Hardyman sucked up a long, thin coil of pasta and said, ‘They make television documentaries about people like you. And the people in them always look sad and absurd.’

‘I’m thinking of doing a green harvest this year,’ said Pitt. ‘As my accountant, I thought I ought to run that by you.’

Hardyman paused with his fork halfway to his mouth.

‘No one green harvests in England.’

Pitt placed his knife and fork on the edge of his plate. Took another small sip of wine; a simple Pinot Grigiot, which they had allowed the waiter to recommend.

‘You green harvest...’ began Hardyman, then he spluttered into his food. Took a much larger swallow of wine and said, ‘does anyone green harvest in England?’

‘I’ve not checked on their websites,’ replied Pitt glibly. ‘Maybe I’ll do that when I get home.’

‘You never go on the bloody Internet.’

The waiter appeared beside the table and stood with his legs pressed together.

‘Can I take your plate, sir?’

Pitt answered with his eyebrows. Hardyman looked perturbed, as he always did when a plate was cleared away before one of the diners at the table had finished.

‘Do you know anyone who never uses the Internet?’ he said to the waiter. ‘I mean, anyone under seventy.’

The waiter shook his head as he lifted Pitt’s plate.

‘I think it’s rather rare these days, sir,’ he said.

Hardyman pointed a fork in the direction of Pitt, crammed a last mouthful in and placed his cutlery on the plate, gesturing for the waiter to take it with him.

‘You will wither and die,’ said Hardyman, as the waiter walked away, his legs only slightly less attached to each other. ‘Green harvest,’ he then blurted out scornfully. ‘Are you going to sell this year’s at fifty pounds a bottle?’

‘Twenty,’ said Pitt softly.

‘Who’s going to buy that? John...’ and he let the sentence drift off, and shook his head for all the world like he was talking to an incorrigible child.

‘It’ll be a wine worth paying twenty pounds for,’ said Pitt.

*

On the way home on the train he explained green harvesting to Yuan Ju.

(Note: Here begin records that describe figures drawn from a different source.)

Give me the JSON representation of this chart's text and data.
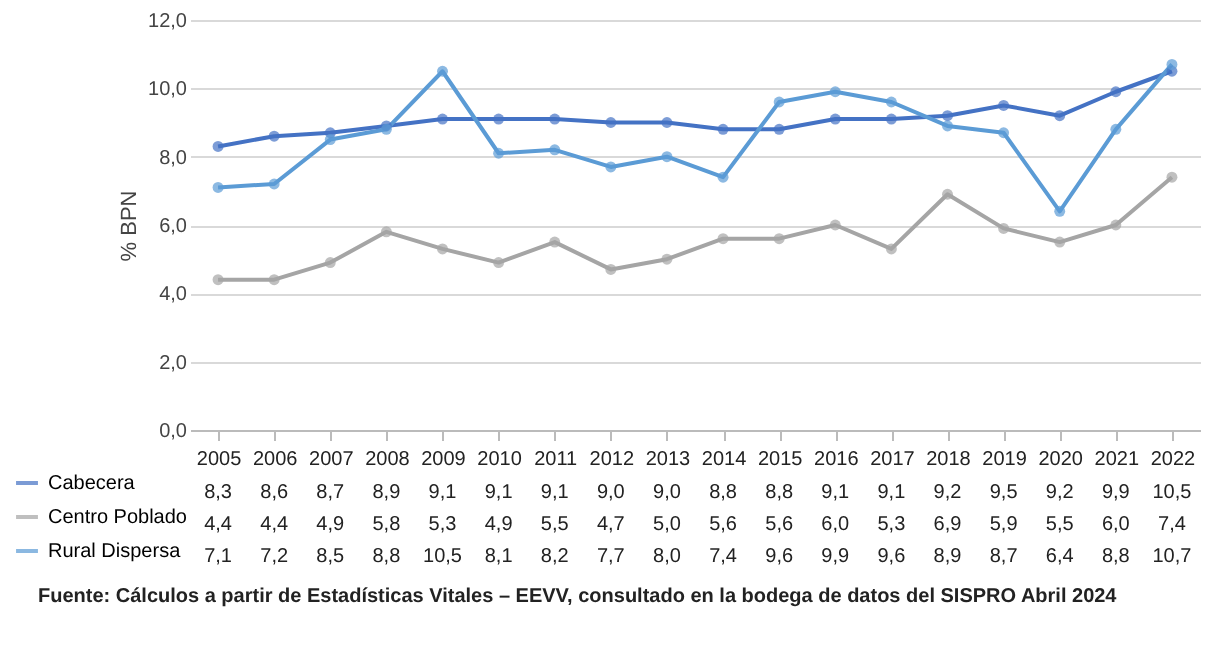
{
  "chart_data": {
    "type": "line",
    "ylabel": "% BPN",
    "categories": [
      "2005",
      "2006",
      "2007",
      "2008",
      "2009",
      "2010",
      "2011",
      "2012",
      "2013",
      "2014",
      "2015",
      "2016",
      "2017",
      "2018",
      "2019",
      "2020",
      "2021",
      "2022"
    ],
    "series": [
      {
        "name": "Cabecera",
        "color": "#4472c4",
        "values": [
          8.3,
          8.6,
          8.7,
          8.9,
          9.1,
          9.1,
          9.1,
          9.0,
          9.0,
          8.8,
          8.8,
          9.1,
          9.1,
          9.2,
          9.5,
          9.2,
          9.9,
          10.5
        ],
        "value_labels": [
          "8,3",
          "8,6",
          "8,7",
          "8,9",
          "9,1",
          "9,1",
          "9,1",
          "9,0",
          "9,0",
          "8,8",
          "8,8",
          "9,1",
          "9,1",
          "9,2",
          "9,5",
          "9,2",
          "9,9",
          "10,5"
        ]
      },
      {
        "name": "Centro Poblado",
        "color": "#a5a5a5",
        "values": [
          4.4,
          4.4,
          4.9,
          5.8,
          5.3,
          4.9,
          5.5,
          4.7,
          5.0,
          5.6,
          5.6,
          6.0,
          5.3,
          6.9,
          5.9,
          5.5,
          6.0,
          7.4
        ],
        "value_labels": [
          "4,4",
          "4,4",
          "4,9",
          "5,8",
          "5,3",
          "4,9",
          "5,5",
          "4,7",
          "5,0",
          "5,6",
          "5,6",
          "6,0",
          "5,3",
          "6,9",
          "5,9",
          "5,5",
          "6,0",
          "7,4"
        ]
      },
      {
        "name": "Rural Dispersa",
        "color": "#5b9bd5",
        "values": [
          7.1,
          7.2,
          8.5,
          8.8,
          10.5,
          8.1,
          8.2,
          7.7,
          8.0,
          7.4,
          9.6,
          9.9,
          9.6,
          8.9,
          8.7,
          6.4,
          8.8,
          10.7
        ],
        "value_labels": [
          "7,1",
          "7,2",
          "8,5",
          "8,8",
          "10,5",
          "8,1",
          "8,2",
          "7,7",
          "8,0",
          "7,4",
          "9,6",
          "9,9",
          "9,6",
          "8,9",
          "8,7",
          "6,4",
          "8,8",
          "10,7"
        ]
      }
    ],
    "ylim": [
      0,
      12
    ],
    "yticks": [
      {
        "value": 0,
        "label": "0,0"
      },
      {
        "value": 2,
        "label": "2,0"
      },
      {
        "value": 4,
        "label": "4,0"
      },
      {
        "value": 6,
        "label": "6,0"
      },
      {
        "value": 8,
        "label": "8,0"
      },
      {
        "value": 10,
        "label": "10,0"
      },
      {
        "value": 12,
        "label": "12,0"
      }
    ],
    "grid": "y",
    "marker": "circle",
    "legend": "bottom left",
    "annotations": [
      "Fuente: Cálculos a partir de Estadísticas Vitales – EEVV, consultado en la bodega de datos del SISPRO Abril 2024"
    ]
  }
}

His head resting back against the seat, staring out at Oxfordshire and Wiltshire as they flew past in the light of early summer. Soft words spoken as they walked between the vines. He lifted the small, immature bunches of grapes, and told her how some of them are harvested to cut down on the yield. She listened with her head slightly to the side, straining to understand. He wasn’t sure if she understood anything that he said, but he imagined that she was enraptured by the sound and depth of his voice. The yield is lower, which allows the vines to concentrate their goodness on a small number of grapes, making those grapes – and consequently the wine – of a higher quality.

Yuan Ju listened to every word. Pitt smiled as he told her about Hardyman’s exasperation and how it was rare for a vineyard in England to harvest the grapes in this way. Ju smiled in return, a lovely movement of her lips; eyes that smiled with the mouth. They stood and looked at each other amongst the vines, until she seemed to query him, and he continued talking about the harvest and the arguments for and against early trimming. They walked on, in the warmth of early evening, Ju attentive to every word.

Pitt sat with his head against the chair, staring out at England as it travelled by.